Following an earlier policy statement by the Board of Governors of the Federal Reserve System1 designed to provide flexibility and opportunities for new investors to provide capital to the banking system, both the Office of the Comptroller of the Currency (the OCC) and the Federal Deposit Insurance Corporation (the FDIC) have issued recent statements designed to increase the ability of new investors to purchase troubled depository institutions.
II. OCC Approves First National Bank "Shelf Charter"
On November 21, 2008, the OCC announced its first conditional preliminary approval of a new type of national bank "shelf charter." The OCC granted approval to an investor group of a preliminary national bank charter, which will remain inactive, or "on the shelf," until the investor group can acquire a troubled institution.
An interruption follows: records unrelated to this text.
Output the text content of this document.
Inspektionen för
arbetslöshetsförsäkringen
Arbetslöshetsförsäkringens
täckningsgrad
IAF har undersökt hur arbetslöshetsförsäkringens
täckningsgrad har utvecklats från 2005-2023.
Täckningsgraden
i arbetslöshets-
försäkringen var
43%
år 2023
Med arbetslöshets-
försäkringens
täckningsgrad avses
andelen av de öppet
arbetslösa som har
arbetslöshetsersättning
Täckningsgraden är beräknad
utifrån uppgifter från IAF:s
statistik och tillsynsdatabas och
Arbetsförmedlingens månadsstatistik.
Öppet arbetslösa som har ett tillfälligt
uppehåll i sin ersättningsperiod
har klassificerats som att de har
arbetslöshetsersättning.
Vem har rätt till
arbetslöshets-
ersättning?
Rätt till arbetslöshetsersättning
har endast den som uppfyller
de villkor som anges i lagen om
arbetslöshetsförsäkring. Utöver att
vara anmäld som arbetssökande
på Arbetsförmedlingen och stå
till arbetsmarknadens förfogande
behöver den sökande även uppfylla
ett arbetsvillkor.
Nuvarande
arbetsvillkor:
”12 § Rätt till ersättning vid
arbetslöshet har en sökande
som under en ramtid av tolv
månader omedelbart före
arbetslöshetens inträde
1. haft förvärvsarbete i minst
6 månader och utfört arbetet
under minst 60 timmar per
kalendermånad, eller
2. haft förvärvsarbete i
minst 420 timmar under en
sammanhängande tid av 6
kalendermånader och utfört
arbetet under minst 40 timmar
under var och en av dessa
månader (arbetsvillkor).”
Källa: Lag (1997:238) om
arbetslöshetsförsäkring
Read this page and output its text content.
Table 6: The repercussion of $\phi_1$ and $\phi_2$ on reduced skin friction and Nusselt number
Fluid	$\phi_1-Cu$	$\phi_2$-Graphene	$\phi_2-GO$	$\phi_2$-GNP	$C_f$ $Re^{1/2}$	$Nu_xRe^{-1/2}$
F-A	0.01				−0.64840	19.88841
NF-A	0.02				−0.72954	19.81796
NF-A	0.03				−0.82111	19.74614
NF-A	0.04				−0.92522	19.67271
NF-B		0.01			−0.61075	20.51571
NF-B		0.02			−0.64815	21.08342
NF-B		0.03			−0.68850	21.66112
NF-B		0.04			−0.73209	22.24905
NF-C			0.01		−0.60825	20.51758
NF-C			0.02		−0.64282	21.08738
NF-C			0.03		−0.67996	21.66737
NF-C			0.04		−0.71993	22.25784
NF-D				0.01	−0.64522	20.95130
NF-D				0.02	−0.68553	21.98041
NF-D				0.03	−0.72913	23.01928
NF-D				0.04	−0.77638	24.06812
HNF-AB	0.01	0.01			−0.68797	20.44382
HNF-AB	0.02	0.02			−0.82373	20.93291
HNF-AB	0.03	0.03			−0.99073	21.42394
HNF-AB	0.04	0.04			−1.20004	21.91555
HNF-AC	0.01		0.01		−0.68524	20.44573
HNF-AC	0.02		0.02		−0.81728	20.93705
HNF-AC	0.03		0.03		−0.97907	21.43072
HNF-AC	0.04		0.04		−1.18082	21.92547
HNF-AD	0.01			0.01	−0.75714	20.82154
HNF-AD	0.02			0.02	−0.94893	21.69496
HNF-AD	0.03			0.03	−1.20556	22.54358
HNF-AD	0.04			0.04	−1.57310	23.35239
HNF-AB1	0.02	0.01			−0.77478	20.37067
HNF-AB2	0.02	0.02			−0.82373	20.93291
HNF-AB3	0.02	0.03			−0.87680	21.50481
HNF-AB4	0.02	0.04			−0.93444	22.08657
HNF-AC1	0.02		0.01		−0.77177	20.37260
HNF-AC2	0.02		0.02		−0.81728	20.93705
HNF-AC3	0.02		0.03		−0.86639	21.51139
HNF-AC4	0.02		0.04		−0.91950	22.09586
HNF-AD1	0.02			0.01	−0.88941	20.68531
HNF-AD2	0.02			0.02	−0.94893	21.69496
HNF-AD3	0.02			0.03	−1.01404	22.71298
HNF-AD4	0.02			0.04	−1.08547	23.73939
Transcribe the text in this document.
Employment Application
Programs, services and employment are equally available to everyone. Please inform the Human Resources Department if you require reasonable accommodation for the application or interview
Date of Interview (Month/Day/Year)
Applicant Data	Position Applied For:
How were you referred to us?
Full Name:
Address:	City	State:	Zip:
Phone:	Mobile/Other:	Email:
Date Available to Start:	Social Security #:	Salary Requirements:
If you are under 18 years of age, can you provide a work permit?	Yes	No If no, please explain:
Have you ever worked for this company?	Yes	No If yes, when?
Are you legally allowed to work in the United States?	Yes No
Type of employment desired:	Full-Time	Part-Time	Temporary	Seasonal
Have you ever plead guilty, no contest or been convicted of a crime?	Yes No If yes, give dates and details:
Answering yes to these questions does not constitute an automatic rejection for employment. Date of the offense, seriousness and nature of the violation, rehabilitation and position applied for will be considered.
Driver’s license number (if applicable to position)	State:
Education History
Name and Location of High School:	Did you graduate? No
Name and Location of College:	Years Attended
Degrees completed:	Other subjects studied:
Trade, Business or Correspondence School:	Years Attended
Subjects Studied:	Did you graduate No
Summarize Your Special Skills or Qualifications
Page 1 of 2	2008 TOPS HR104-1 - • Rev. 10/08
The "shelf charter" application process entails the following:
In its initial review, the OCC will evaluate the qualifications of the proposed management team of the investor group, the sources and amount of capital that would be available to an acquired bank, and a streamlined business plan describing how the acquired bank will be operated. After this review, the OCC can grant preliminary approval of a national bank charter, subject to certain conditions and requirements that more detailed operating plans, satisfactory to the OCC, would be submitted if the investor group is approved to acquire a particular institution. This conditional preliminary approval permits the investor group be cleared to view the FDIC's list of troubled and failing institutions and to submit bids to acquire those institutions.
During the period between provisional and final approval of the charter, the OCC may impose conditions on operations of the investor group and activation of the shelf charter. The investor group must provide periodic updates on the status of any changes in the information provided in its application materials and notify the OCC immediately of any material changes to such information.
After a bid is submitted by an investor group for a failing institution, the OCC will evaluate the specific proposal. If this proposal is accepted by the OCC, and if the FDIC approves the bid, the OCC will grant final charter approval, together with final approval of deposit insurance by the FDIC. Upon acceptance by the FDIC and within one day of signing an acquisition agreement for the failing institution, the investor group must also enter into an operating agreement with the OCC.
If a bid is not accepted by the FDIC, the charter in question will remain on the shelf for up to 18 months. During this period, the charter can be used for bids for other institutions.
The OCC granted the first preliminary charter approval for the establishment of the Ford Group Bank, National Association.
III. FDIC Expands Bidder List to Institutions Without Bank Charter
On November 26, 2008, the FDIC established a modified bidder qualification process with the goal of qualifying additional non-bank parties for the FDIC's failing institution bidders list.
Under this process, a bidder for a troubled institution will not be required to have an active bank charter in order to apply for permission to purchase such an institution. But a bidder must have conditional approval for a charter from the responsible agency--such as approval of the shelf charter by the OCC discussed above--and meet other bid criteria established by the FDIC. In certain cases an investor may need to obtain conditional approval to establish a bank or thrift holding company.
The FDIC will now consider abbreviated information submissions and may issue conditional approval for deposit insurance to qualify interested parties for the failing institution bidders list. Basic areas of consideration for these applications by the FDIC will include review of a business plan compliant with the Community Reinvestment Act, evidence of readily available capital and identification of a management team subject to financial and biographical review.
Following the easing of restrictions on noncontrolling investments in banks and bank holding companies by the Board of Governors of the Federal Reserve System, the OCC and FDIC are also relaxing their respective requirements to allow interested non-bank parties to participate in the bid process for failing depository institutions. The OCC may provide provisional approval of a bank charter, allowing an investor to qualify for FDIC consideration as a bidder, and the FDIC will not limit its list of qualified investors to those holding an active bank charter. These actions represent the agencies' recent attempts to attract more investors and capital for troubled financial institutions.
1 See WilmerHale's email alert entitled "Federal Reserve Issues Guidance on Noncontrolling Investments in Banking Organizations," dated September 24, 2008.